Муторно стало Пете от болтовни Предсмертного, па свежий воздух захотелось. Улучив момент, вышел он на балкон небольшой, а с него на плоскую крышу поднялся. Стоял потом, окрестности здешние озирая, солнцем вечерним расцвеченные.
Посреди крыши, словно украшение дорогое, высился флюгер огромный, формы замысловатой. Полюбовался им Петя немного, потом уже просто так на него смотрел, а затем снова — с интересом особым, пристальным. Наконец не выдержал — подошёл поближе, руками даже пощупал. Никогда он такого не видел.
Был прибит флюгер к крыше Кощеевой гвоздищами огромными, ржавыми. Прибит он был намертво — и ветер обречённо дул в указанном направлении. А что ему ещё оставалось делать…
Смотрел на него Петя, смотрел, пока вдруг понимание к нему не пришло. Осознал он точку приложения проклятья Кощеевого — с флюгером оно как-то связано было. Через него вся незыблемость подлой жизни Кощеевой и удерживалась.
— Не в том ведь дело, кем и зачем проклятье это сделано было, — размышлял старик, — а в том, как в порядок всё теперь привести.
— Ну, флюгер — это как раз пустяки, — говорил он себе, — в этом-то я как раз Кощею помогу, а вот в остальном всё только от него зависеть будет…

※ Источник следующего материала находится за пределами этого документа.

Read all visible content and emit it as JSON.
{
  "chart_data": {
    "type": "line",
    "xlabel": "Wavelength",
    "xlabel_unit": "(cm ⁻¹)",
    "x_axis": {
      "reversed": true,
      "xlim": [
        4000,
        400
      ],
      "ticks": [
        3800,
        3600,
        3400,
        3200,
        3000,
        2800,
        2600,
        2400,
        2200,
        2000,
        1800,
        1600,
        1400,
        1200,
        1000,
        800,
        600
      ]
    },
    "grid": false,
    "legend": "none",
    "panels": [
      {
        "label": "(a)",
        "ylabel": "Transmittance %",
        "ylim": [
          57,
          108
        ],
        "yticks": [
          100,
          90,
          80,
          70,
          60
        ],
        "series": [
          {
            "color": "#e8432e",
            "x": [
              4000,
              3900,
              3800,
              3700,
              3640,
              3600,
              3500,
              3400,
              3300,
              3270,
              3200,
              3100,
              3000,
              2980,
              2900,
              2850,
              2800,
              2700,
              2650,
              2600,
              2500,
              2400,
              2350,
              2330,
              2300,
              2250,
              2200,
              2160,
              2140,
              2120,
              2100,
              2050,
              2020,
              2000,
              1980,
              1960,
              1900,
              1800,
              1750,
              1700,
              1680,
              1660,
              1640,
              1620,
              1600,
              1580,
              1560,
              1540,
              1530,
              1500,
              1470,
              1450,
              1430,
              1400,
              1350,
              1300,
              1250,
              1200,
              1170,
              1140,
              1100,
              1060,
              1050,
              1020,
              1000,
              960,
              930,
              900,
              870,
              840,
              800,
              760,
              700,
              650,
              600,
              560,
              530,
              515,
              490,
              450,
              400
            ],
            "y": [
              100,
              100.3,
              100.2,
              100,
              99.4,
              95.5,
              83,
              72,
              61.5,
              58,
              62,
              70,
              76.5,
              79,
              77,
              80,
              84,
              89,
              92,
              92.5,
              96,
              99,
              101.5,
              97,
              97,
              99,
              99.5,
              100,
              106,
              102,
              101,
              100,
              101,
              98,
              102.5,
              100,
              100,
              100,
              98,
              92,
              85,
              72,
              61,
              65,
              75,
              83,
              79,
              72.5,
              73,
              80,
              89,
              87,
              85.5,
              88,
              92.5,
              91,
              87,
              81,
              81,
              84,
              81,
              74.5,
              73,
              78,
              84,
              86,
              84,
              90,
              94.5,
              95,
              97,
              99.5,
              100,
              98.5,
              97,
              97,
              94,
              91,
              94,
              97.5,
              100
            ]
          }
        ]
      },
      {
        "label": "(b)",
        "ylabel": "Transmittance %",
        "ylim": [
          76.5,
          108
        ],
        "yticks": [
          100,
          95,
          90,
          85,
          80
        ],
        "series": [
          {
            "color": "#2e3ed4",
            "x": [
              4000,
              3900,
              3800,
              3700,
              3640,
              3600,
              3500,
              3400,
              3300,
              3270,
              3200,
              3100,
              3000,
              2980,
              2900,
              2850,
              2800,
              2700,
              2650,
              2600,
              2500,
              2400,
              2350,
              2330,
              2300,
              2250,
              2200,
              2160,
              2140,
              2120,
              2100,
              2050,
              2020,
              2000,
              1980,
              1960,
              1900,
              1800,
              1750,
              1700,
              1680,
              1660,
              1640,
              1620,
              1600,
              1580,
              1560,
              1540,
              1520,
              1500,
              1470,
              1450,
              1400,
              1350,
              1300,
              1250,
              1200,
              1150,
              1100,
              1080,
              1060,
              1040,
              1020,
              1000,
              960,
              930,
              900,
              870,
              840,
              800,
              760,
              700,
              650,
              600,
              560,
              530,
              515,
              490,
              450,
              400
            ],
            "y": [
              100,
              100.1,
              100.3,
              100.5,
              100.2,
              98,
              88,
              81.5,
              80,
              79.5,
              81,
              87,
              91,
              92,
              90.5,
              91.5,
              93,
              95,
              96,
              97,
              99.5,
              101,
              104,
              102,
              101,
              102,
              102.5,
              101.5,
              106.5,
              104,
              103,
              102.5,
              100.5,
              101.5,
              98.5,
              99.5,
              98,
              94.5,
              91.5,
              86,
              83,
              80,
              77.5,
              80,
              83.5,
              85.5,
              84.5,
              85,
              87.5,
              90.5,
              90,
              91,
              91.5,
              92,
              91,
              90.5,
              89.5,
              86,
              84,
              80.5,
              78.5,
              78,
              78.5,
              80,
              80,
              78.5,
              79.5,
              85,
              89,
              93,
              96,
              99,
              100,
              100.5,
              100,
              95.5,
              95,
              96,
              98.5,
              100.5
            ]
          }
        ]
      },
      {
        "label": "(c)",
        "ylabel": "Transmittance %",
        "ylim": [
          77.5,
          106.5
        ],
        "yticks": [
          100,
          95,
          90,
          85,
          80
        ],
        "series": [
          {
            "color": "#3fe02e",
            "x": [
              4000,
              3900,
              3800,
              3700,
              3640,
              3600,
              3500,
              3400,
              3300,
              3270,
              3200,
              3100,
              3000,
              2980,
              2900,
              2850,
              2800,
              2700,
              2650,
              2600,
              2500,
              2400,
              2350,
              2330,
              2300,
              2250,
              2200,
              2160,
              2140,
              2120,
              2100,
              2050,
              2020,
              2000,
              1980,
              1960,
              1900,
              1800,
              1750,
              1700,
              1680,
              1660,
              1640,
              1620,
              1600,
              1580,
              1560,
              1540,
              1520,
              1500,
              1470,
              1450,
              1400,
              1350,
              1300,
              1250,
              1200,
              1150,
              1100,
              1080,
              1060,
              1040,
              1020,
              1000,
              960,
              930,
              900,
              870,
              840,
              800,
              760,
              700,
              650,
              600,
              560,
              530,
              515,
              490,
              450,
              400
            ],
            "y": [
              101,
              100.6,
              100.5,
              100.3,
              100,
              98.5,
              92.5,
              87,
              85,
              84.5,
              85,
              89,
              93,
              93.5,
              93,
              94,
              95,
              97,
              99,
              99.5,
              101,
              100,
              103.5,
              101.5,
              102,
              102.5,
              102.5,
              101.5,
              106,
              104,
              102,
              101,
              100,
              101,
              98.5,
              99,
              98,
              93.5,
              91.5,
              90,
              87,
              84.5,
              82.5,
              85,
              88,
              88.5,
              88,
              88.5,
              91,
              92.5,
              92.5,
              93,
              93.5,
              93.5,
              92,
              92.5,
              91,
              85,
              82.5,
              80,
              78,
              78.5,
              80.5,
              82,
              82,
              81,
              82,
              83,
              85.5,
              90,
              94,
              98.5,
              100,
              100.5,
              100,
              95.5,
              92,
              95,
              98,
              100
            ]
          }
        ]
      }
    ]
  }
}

Глянул Петя на флюгер, подождал, когда рассыплется видимость его на множество осколков, однородных и невыразительных. А потом нащупал в себе желание увидеть его свободным, стихии открытым, да обратно реальность собирать начал, сквозь силу желания осколки те пропуская.
…Заскрипел флюгер, от оков ржавых освободившись, и сразу же старика ветром со всех сторон обдало — сильно, но бережно, словно в благодарность за свободу дарованную.
— Прощай, царство ветров слабых до умеренного, — усмехнулся нестарый старик и обратно, в горницу Кощея направился.
Стоял Предсмертный посреди комнаты с видом ошарашенным да голову свою со всех сторон ощупывал.
— Вот как бывает, Петя, — сказал он радостно-изумлённо, — судьба, оказывается, каждому даёт шанс, только никогда не предупреждает об этом заранее. Значит, если не хочешь пропустить его — всегда будь готов к лучшему!
— Потому как — полегчало ведь мне! Полегчаю ни с того, ни с сего, — радовался Кощей. — Вот оно как бывает — раз! — и всё, и сразу жить захотелось да помирать передумалось. С чего бы это, а?
— Чую я отчего-то, что без тебя здесь никак не обошлось, — начал о чём-то догадываться Предсмертный, — не простой ведь гость ты, не случайный… Или ошибаюсь я?
Сконфузился старик, плечами неопределённо пожал да заулыбался смущённо.
— Вижу, что не ошибся, — утвердился в своём предположении Кощей, — а значит — награда тебе полагается. Вот только чем бы особым тебя порадовать?
Задумался было Кощей Предсмертный, но ненадолго. Ухватил он старика за руку да в опочивальню свою потащил.